Which brings me to the School of Community… School of Community is the weekly catechesis of Communion and Liberation. It is a place where we talk about Christ present, about the questions that really matter, and about the unexpected ways that God is answering those questions today. We do not talk about Church politics or about liturgical niceties (generally), but about the adventure of life in Christ. The word for this is “experience”, but experience not in the sense of my subjectivity ruling over everything. Experience in this context means my life, judged in the light of an authoritative reading. This reading is generally something from Servant of God (Did I mention that? His cause for canonization has started!) Luigi Giussani, or from one of the Popes, or from a retreat given by the movement of CL. We allow this text to shed light on what happened in our week, to help us understand where Christ has been at work. It is actually the opposite of subjectivity. It is the reality of our life judged in the light of an authority.

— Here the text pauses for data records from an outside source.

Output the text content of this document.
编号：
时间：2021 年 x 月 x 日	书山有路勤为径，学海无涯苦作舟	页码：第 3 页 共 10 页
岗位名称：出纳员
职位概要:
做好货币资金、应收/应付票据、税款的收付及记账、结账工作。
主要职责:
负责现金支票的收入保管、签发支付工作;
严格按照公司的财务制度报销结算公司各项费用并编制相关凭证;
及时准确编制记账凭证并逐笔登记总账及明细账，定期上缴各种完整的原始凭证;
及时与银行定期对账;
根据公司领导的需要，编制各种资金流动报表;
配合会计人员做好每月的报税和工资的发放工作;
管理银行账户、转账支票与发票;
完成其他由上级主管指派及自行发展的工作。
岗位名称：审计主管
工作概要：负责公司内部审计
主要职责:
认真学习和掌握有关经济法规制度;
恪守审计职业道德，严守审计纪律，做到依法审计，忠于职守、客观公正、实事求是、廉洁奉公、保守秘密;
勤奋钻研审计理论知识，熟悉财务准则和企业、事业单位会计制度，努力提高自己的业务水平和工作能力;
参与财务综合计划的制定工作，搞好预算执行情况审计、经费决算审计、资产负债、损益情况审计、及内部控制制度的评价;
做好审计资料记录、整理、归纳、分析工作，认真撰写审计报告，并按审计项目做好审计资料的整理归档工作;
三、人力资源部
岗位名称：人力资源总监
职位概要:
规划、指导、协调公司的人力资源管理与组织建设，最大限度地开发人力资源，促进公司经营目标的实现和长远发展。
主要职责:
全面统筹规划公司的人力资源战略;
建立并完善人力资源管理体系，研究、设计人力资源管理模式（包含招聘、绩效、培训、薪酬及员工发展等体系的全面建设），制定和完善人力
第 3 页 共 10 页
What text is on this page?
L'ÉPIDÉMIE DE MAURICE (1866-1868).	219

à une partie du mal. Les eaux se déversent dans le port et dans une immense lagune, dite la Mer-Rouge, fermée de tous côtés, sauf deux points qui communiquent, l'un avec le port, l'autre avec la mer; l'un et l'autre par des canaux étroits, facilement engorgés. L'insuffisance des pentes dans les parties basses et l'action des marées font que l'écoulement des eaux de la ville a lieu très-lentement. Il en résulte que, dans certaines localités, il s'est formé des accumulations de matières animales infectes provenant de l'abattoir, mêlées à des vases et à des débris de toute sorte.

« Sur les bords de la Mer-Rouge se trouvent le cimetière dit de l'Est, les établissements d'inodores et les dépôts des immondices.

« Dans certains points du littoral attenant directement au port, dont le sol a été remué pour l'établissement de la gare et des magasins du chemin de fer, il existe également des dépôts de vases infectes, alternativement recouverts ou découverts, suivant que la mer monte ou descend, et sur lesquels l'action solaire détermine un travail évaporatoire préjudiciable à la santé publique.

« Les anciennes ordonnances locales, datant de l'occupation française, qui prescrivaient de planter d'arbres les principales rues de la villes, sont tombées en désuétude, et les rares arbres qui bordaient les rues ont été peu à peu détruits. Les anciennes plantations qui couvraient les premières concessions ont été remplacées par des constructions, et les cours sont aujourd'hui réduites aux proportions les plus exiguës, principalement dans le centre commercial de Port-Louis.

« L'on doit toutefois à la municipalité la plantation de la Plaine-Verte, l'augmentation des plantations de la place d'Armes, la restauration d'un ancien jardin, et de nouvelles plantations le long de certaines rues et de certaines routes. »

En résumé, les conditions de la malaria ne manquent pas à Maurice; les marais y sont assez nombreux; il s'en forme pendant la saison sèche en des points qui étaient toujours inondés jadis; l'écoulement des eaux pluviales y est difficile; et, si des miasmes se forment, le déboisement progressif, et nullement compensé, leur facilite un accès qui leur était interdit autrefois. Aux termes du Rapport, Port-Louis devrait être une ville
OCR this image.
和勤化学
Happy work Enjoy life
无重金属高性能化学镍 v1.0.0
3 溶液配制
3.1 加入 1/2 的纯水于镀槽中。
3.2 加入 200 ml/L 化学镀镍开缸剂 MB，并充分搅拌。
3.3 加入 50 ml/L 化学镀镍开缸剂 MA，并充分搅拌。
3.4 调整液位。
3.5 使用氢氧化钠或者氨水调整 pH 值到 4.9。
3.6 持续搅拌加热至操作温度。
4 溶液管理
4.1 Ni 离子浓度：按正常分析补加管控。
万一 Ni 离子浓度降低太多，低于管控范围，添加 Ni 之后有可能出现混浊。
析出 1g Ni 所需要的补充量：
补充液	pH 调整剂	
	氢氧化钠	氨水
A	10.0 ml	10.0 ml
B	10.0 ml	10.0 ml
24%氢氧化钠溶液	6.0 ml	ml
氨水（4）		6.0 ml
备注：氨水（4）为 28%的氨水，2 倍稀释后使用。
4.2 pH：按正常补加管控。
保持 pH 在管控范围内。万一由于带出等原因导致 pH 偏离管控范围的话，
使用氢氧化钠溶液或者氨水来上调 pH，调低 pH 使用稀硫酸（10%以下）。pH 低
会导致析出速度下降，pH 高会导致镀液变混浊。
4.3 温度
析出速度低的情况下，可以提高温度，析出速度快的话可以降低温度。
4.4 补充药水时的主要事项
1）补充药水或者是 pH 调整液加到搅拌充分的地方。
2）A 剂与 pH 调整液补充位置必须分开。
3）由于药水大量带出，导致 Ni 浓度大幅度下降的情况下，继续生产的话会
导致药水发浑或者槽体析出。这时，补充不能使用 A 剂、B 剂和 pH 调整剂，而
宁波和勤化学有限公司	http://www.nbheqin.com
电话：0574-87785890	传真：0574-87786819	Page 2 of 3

And the results, at least in my experience, have been explosive!
Oh, and we sing a lot!
Maybe everything that I wrote today just sounds like gobbledygook, but hopefully intriguing gobbledygook. In the end, I can only invite you to “come and see”.
And so, this Friday begins the CL adventure at Saints Simon and Jude Cathedral. 7pm in the school library (next to the big arch at the entrance of the school). We would love to have you, either this week or in the weeks to come. Thanks for reading!